À peine s’était-il recueilli dans l’état d’abstraction nécessaire, quand il crut entendre qu’on l’appelait dans le lointain. Il ne s’était pas trompé, car son nom passait rapidement de bouche en bouche, et peu de secondes après l’air retentissait des cris de : Weller ! Weller !

« Ici, beugla Sam, d’une voix de Stentor. Qu’est-ce qu’il y a ? Qu’est-ce qu’a besoin de lui ? Est-ce qu’il est venu un exprès pour lui dire que sa maison de campagne est brûlée ?

— On vous demande au parloir, dit un homme en s’approchant.

— Merci, mon vieux, répondit Sam. Faites un brin attention à mon journal et à mon pot ici, s’il vous plaît. Je reviens tout de suite. Dieu me pardonne ! si on m’appelait à la barre du tribunal, on ne pourrait pas faire plus de bruit que cela. »

Sam accompagna ces mots d’une légère tape sur la tête du jeune gentleman ci-devant cité, lequel, ne croyant pas être si près de la personne demandée, criait Weller ! de tous ses poumons ; puis il traversa la cour, et, montant les marches quatre à quatre, se dirigea vers le parloir. Comme il y arrivait, la première personne qui frappa ses regards fut son cher père, assis au bout de l’escalier, tenant son chapeau dans sa main et vociférant Weller ! de toutes ses forces, de demi-minute en demi-minute.

« Qu’est-ce que vous avez à rugir ? demanda Sam impétueusement, quand le vieux gentleman se fut déchargé d’un autre cri. Vous voilà d’un si beau rouge que vous avez l’air d’un souffleur de bouteilles en colère ; qu’est-ce qu’il y a ?

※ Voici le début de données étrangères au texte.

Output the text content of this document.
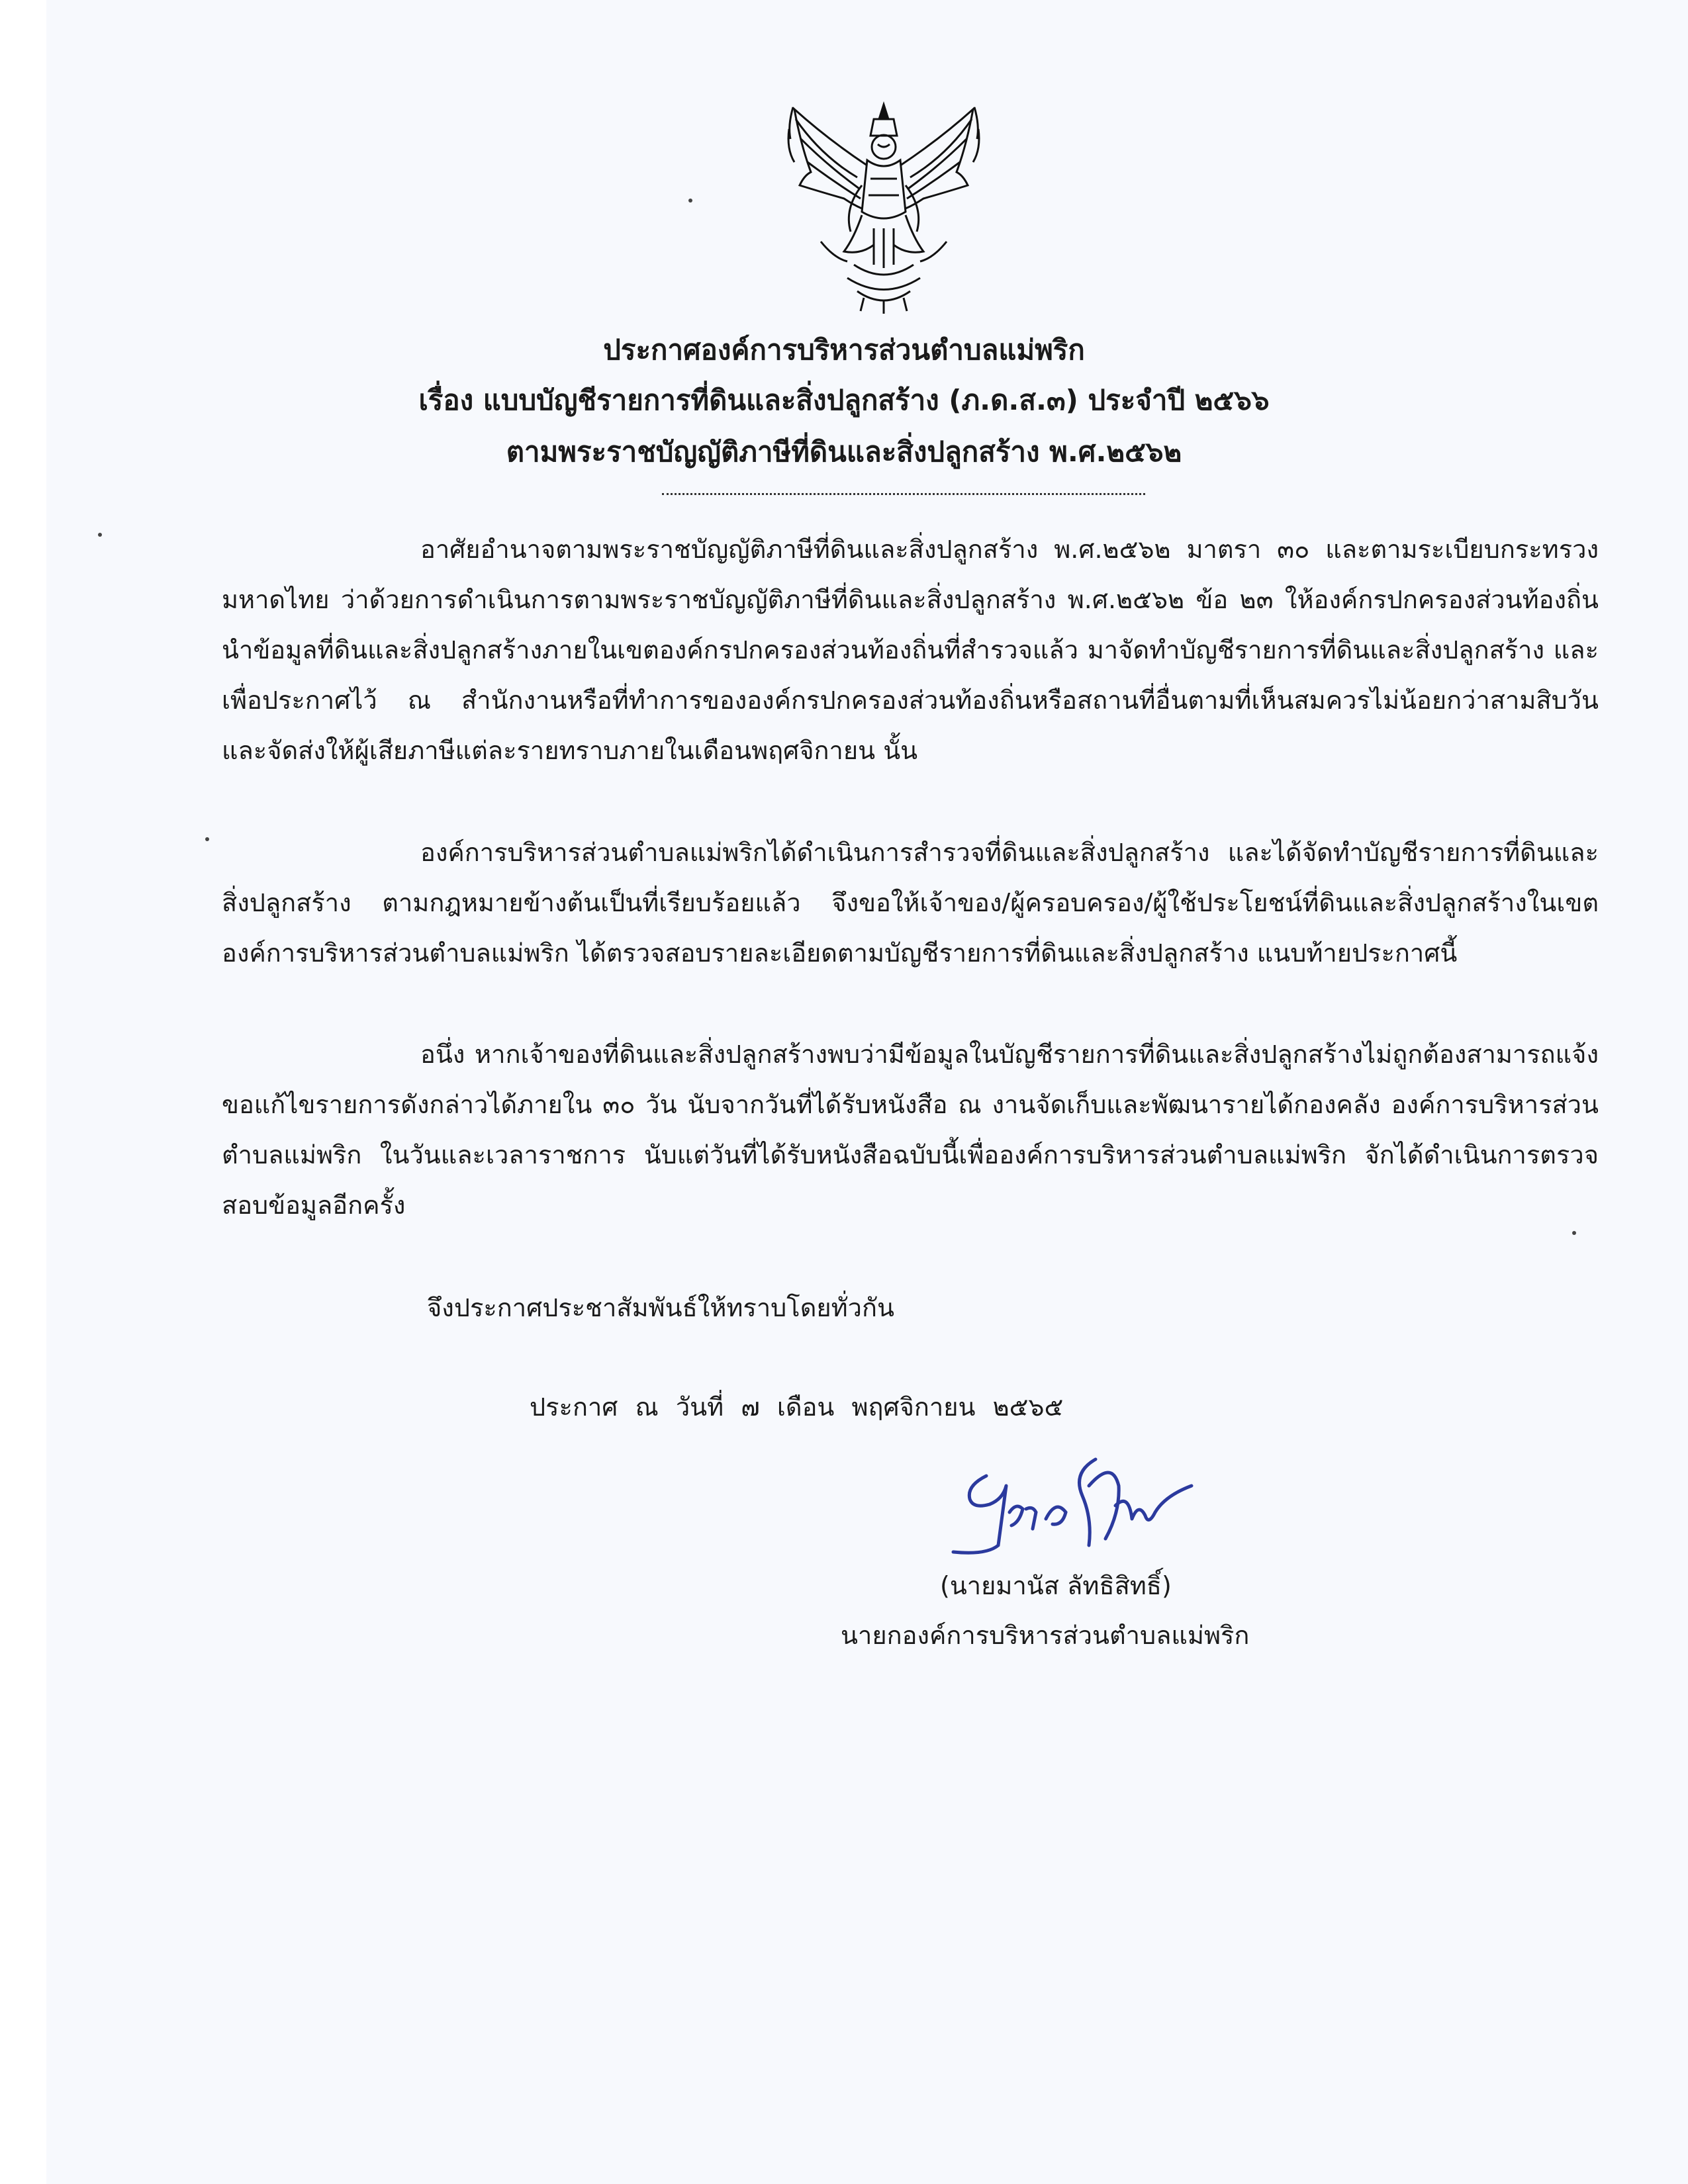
ประกาศองค์การบริหารส่วนตำบลแม่พริก
เรื่อง แบบบัญชีรายการที่ดินและสิ่งปลูกสร้าง (ภ.ด.ส.๓) ประจำปี ๒๕๖๖
ตามพระราชบัญญัติภาษีที่ดินและสิ่งปลูกสร้าง พ.ศ.๒๕๖๒
อาศัยอำนาจตามพระราชบัญญัติภาษีที่ดินและสิ่งปลูกสร้าง พ.ศ.๒๕๖๒ มาตรา ๓๐ และตามระเบียบกระทรวงมหาดไทย ว่าด้วยการดำเนินการตามพระราชบัญญัติภาษีที่ดินและสิ่งปลูกสร้าง พ.ศ.๒๕๖๒ ข้อ ๒๓ ให้องค์กรปกครองส่วนท้องถิ่นนำข้อมูลที่ดินและสิ่งปลูกสร้างภายในเขตองค์กรปกครองส่วนท้องถิ่นที่สำรวจแล้ว มาจัดทำบัญชีรายการที่ดินและสิ่งปลูกสร้าง และเพื่อประกาศไว้ ณ สำนักงานหรือที่ทำการขององค์กรปกครองส่วนท้องถิ่นหรือสถานที่อื่นตามที่เห็นสมควรไม่น้อยกว่าสามสิบวันและจัดส่งให้ผู้เสียภาษีแต่ละรายทราบภายในเดือนพฤศจิกายน นั้น
องค์การบริหารส่วนตำบลแม่พริกได้ดำเนินการสำรวจที่ดินและสิ่งปลูกสร้าง และได้จัดทำบัญชีรายการที่ดินและสิ่งปลูกสร้าง ตามกฎหมายข้างต้นเป็นที่เรียบร้อยแล้ว จึงขอให้เจ้าของ/ผู้ครอบครอง/ผู้ใช้ประโยชน์ที่ดินและสิ่งปลูกสร้างในเขตองค์การบริหารส่วนตำบลแม่พริก ได้ตรวจสอบรายละเอียดตามบัญชีรายการที่ดินและสิ่งปลูกสร้าง แนบท้ายประกาศนี้
อนึ่ง หากเจ้าของที่ดินและสิ่งปลูกสร้างพบว่ามีข้อมูลในบัญชีรายการที่ดินและสิ่งปลูกสร้างไม่ถูกต้องสามารถแจ้งขอแก้ไขรายการดังกล่าวได้ภายใน ๓๐ วัน นับจากวันที่ได้รับหนังสือ ณ งานจัดเก็บและพัฒนารายได้กองคลัง องค์การบริหารส่วนตำบลแม่พริก ในวันและเวลาราชการ นับแต่วันที่ได้รับหนังสือฉบับนี้เพื่อองค์การบริหารส่วนตำบลแม่พริก จักได้ดำเนินการตรวจสอบข้อมูลอีกครั้ง
จึงประกาศประชาสัมพันธ์ให้ทราบโดยทั่วกัน
ประกาศ ณ วันที่ ๗ เดือน พฤศจิกายน ๒๕๖๕
(นายมานัส ลัทธิสิทธิ์)
นายกองค์การบริหารส่วนตำบลแม่พริก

— Ah ! répliqua M. Weller. Je commençais à craindre que tu n’aies été faire un tour au parc, Sammy.

— Allons ! reprit Sam, n’insultez pas comme cela la victime de votre avarice. Ôtez-vous de cette marche. Pourquoi êtes-vous assis là ? Ce n’est pas mon appartement.

— Tu vas voir une fameuse farce, Sammy, dit M. Weller en se levant.

— Attendez une minute, dit Sam. Vous êtes tout blanc par derrière.

— Tu as raison, Sammy : ôte cela, répliqua M. Weller pendant que son fils l’époussetait. Ça pourrait passer pour une personnalité de se montrer ici avec un habit blanchi à la chaux[1]. »

Comme M. Weller montrait, en parlant ainsi, des symptômes non équivoques d’un prochain accès de rire, Sam se hâta de l’arrêter.

« Tenez-vous tranquille, lui dit-il. Je n’ai jamais vu un grimacier comme ça. Qu’est-ce que vous avez à vous crever maintenant ?

— Sammy, dit M. Weller en essuyant son front, j’ai peur qu’un de ces jours, à force de rire, je ne gagne une attaque d’apoplexie, mon garçon.

— Eh bien ! alors, pourquoi riez-vous, demanda Sam. Voyons, qu’est-ce que vous avez à me dire maintenant ?

— Devine qui est venu ici avec moi, Samivel ? dit M. Weller en se reculant d’un pas ou deux, en pinçant ses lèvres et en relevant ses sourcils.

— M. Pell ? »

M. Weller secoua la tête, et ses joues roses se gonflèrent de tous les rires qu’il s’efforçait de comprimer.

« L’homme au teint marbré peut-être ?

M. Weller secoua la tête de nouveau.

« Et qui donc, alors ?

— Ta belle-mère, Sammy, s’écria le gros cocher, fort heureusement pour lui, car autrement ses joues auraient nécessairement crevé, tant elles étaient distendues. Ta belle-mère, Sammy, et l’homme au nez rouge, mon garçon ; et l’homme au nez rouge. Ho ! ho ! ho ! »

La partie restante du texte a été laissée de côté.